ひとり親の代弁者として保育所の優先入所を交渉

 第2の事業は、ひとり親が必要とする行政サービスが受けられるように、専門家が窓口に同行するなどの伴走型支援を行うものである。弁護士など法律専門職によるバックアップも想定されている(図表3)。

 この事業のポイントは、保育所、放課後児童クラブ優先入所や家庭生活支援員(ヘルパー)の派遣など、個人で窓口に相談にいっても交渉が難しい案件について、専門家の同行支援を盛り込んだことである。実際に窓口に相談にいくとわかるのだが、保育所の優先入所やひとり親家庭へのヘルパー派遣の相談にいくと、渋い顔をして何とか申請を諦めさせようとする窓口職員が少なくない。

 使われるのは、「誰かを優先すると、そうでない人からクレームがくる。うちは平等に対応している」、「あなたと同じような生活をしている人はたくさんいる」といったもっともらしいロジックである。

 実際には、ひとり親家庭で事情を抱えた人に対しては優先入所させるよう通知がでているし、利用希望者がたくさんいるのであれば補正予算の編成で対応するのが行政の責務である。ただ、ひとり親の多くは十分な知識をもたない。自分の権利を主張できる人は限られる。

「生活保護をご利用ください」と呼びかけられるか

 生活保護の相談窓口では、職員による不適切な対応がたびたびメディアに取り上げられてきた。とりわけひとり親に対しては、「若いから働ける」「別れた夫に養育費の請求を」「実家を頼ったらどうか」「子どもを施設に預けたら」といった助言がなされる場合がある。

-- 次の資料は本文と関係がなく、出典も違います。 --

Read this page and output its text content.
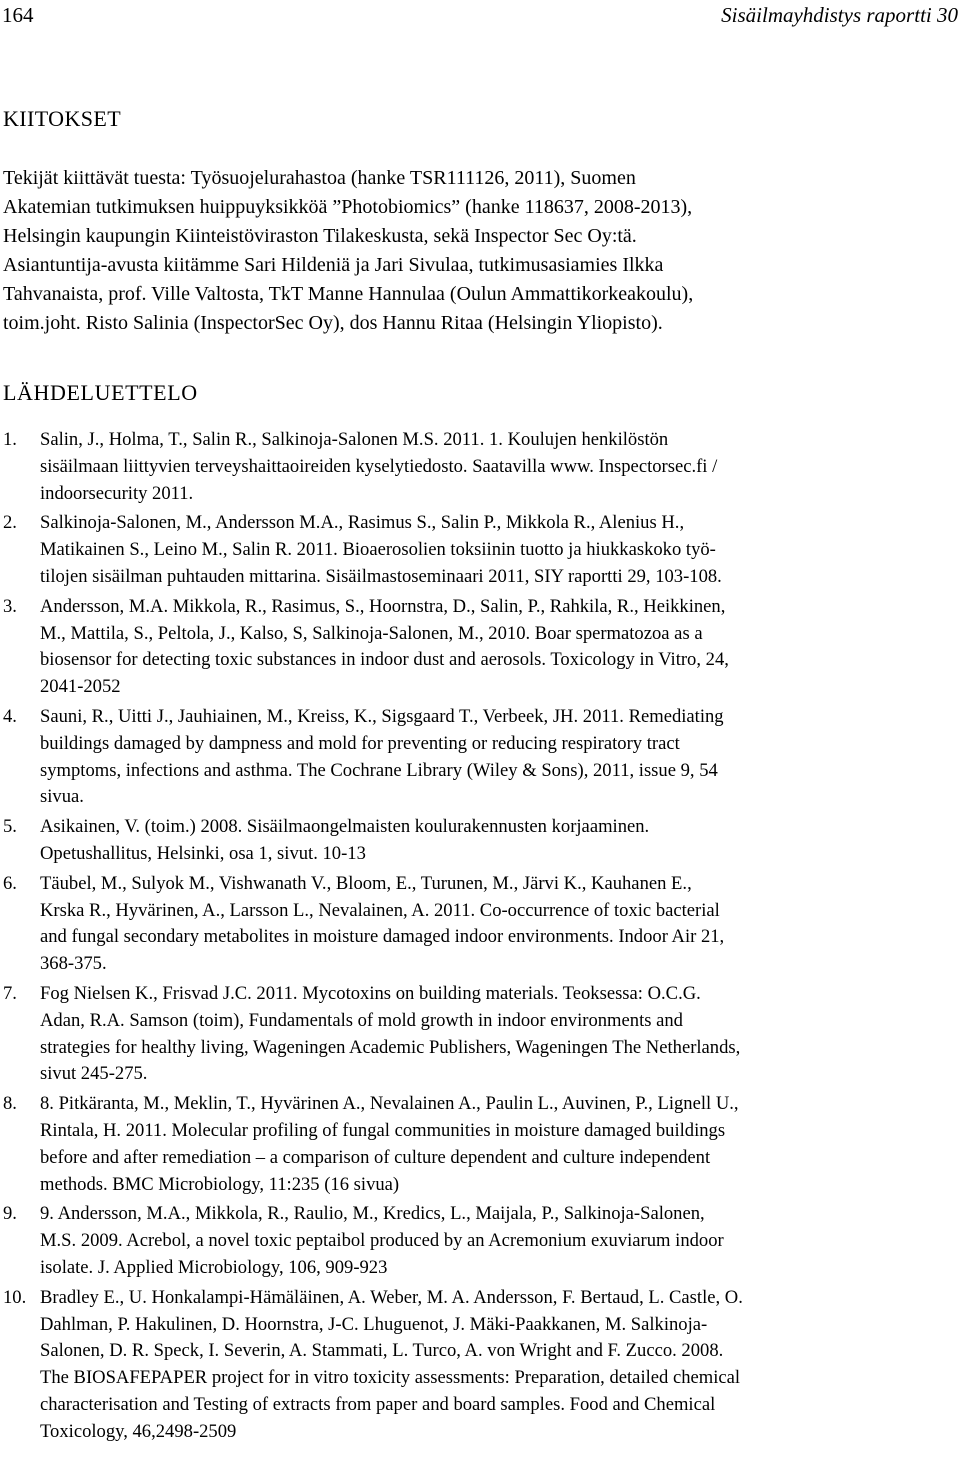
164	Sisäilmayhdistys raportti 30
KIITOKSET
Tekijät kiittävät tuesta: Työsuojelurahastoa (hanke TSR111126, 2011), Suomen
Akatemian tutkimuksen huippuyksikköä ”Photobiomics” (hanke 118637, 2008-2013),
Helsingin kaupungin Kiinteistöviraston Tilakeskusta, sekä Inspector Sec Oy:tä.
Asiantuntija-avusta kiitämme Sari Hildeniä ja Jari Sivulaa, tutkimusasiamies Ilkka
Tahvanaista, prof. Ville Valtosta, TkT Manne Hannulaa (Oulun Ammattikorkeakoulu),
toim.joht. Risto Salinia (InspectorSec Oy), dos Hannu Ritaa (Helsingin Yliopisto).
LÄHDELUETTELO
1. Salin, J., Holma, T., Salin R., Salkinoja-Salonen M.S. 2011. 1. Koulujen henkilöstön
sisäilmaan liittyvien terveyshaittaoireiden kyselytiedosto. Saatavilla www. Inspectorsec.fi /
indoorsecurity 2011.
2. Salkinoja-Salonen, M., Andersson M.A., Rasimus S., Salin P., Mikkola R., Alenius H.,
Matikainen S., Leino M., Salin R. 2011. Bioaerosolien toksiinin tuotto ja hiukkaskoko työ-
tilojen sisäilman puhtauden mittarina. Sisäilmastoseminaari 2011, SIY raportti 29, 103-108.
3. Andersson, M.A. Mikkola, R., Rasimus, S., Hoornstra, D., Salin, P., Rahkila, R., Heikkinen,
M., Mattila, S., Peltola, J., Kalso, S, Salkinoja-Salonen, M., 2010. Boar spermatozoa as a
biosensor for detecting toxic substances in indoor dust and aerosols. Toxicology in Vitro, 24,
2041-2052
4. Sauni, R., Uitti J., Jauhiainen, M., Kreiss, K., Sigsgaard T., Verbeek, JH. 2011. Remediating
buildings damaged by dampness and mold for preventing or reducing respiratory tract
symptoms, infections and asthma. The Cochrane Library (Wiley & Sons), 2011, issue 9, 54
sivua.
5. Asikainen, V. (toim.) 2008. Sisäilmaongelmaisten koulurakennusten korjaaminen.
Opetushallitus, Helsinki, osa 1, sivut. 10-13
6. Täubel, M., Sulyok M., Vishwanath V., Bloom, E., Turunen, M., Järvi K., Kauhanen E.,
Krska R., Hyvärinen, A., Larsson L., Nevalainen, A. 2011. Co-occurrence of toxic bacterial
and fungal secondary metabolites in moisture damaged indoor environments. Indoor Air 21,
368-375.
7. Fog Nielsen K., Frisvad J.C. 2011. Mycotoxins on building materials. Teoksessa: O.C.G.
Adan, R.A. Samson (toim), Fundamentals of mold growth in indoor environments and
strategies for healthy living, Wageningen Academic Publishers, Wageningen The Netherlands,
sivut 245-275.
8. 8. Pitkäranta, M., Meklin, T., Hyvärinen A., Nevalainen A., Paulin L., Auvinen, P., Lignell U.,
Rintala, H. 2011. Molecular profiling of fungal communities in moisture damaged buildings
before and after remediation – a comparison of culture dependent and culture independent
methods. BMC Microbiology, 11:235 (16 sivua)
9. 9. Andersson, M.A., Mikkola, R., Raulio, M., Kredics, L., Maijala, P., Salkinoja-Salonen,
M.S. 2009. Acrebol, a novel toxic peptaibol produced by an Acremonium exuviarum indoor
isolate. J. Applied Microbiology, 106, 909-923
10. Bradley E., U. Honkalampi-Hämäläinen, A. Weber, M. A. Andersson, F. Bertaud, L. Castle, O.
Dahlman, P. Hakulinen, D. Hoornstra, J-C. Lhuguenot, J. Mäki-Paakkanen, M. Salkinoja-
Salonen, D. R. Speck, I. Severin, A. Stammati, L. Turco, A. von Wright and F. Zucco. 2008.
The BIOSAFEPAPER project for in vitro toxicity assessments: Preparation, detailed chemical
characterisation and Testing of extracts from paper and board samples. Food and Chemical
Toxicology, 46,2498-2509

 いずれも違法か、違法であると疑われる対応であり、厚生労働省のマニュアルでは不適切とされる事案である。しかし、残念ながら根絶されたとは言い難いのが現状である。

 弁護士や社会福祉士などの専門家が交渉役になることで、行政職員は今までのような言い訳が通用しなくなる。

 ちょうど1年ほど前に、筆者は、「内閣府の子ども貧困調査が描き出す『不都合な現実』」を書いた。

 内閣府調査が明らかにしたのは、貧困層の生活保護の利用は6.0%に留まるという事実である。以前利用したことがある2.7%を含めても、1割に満たない。生活困窮者の自立支援相談窓口の利用は1.0%。母子家庭・自立支援センターは1.4%であり、相談機関としてほとんど機能していないという事実である。

 日本におけるひとり親家庭の貧困率は約半分であることは広く知られている。ひとり親の多くは利用できる制度を知らない。子どもの貧困対策、とりわけ経済給付を進めるということは、こうした人に「生活保護をご利用ください」と呼びかけることである。ひとり親家庭の伴走者が、周りに足を引っ張られずに役割を果たすことができれば、「こどもまんなか社会」の実現に近づくことは間違いない。

 申請主義を建前に利用できるサービスを紹介せず、むしろ何とか利用を諦めさせようとしてきた関係者にとっては、脅威となりうる事業である。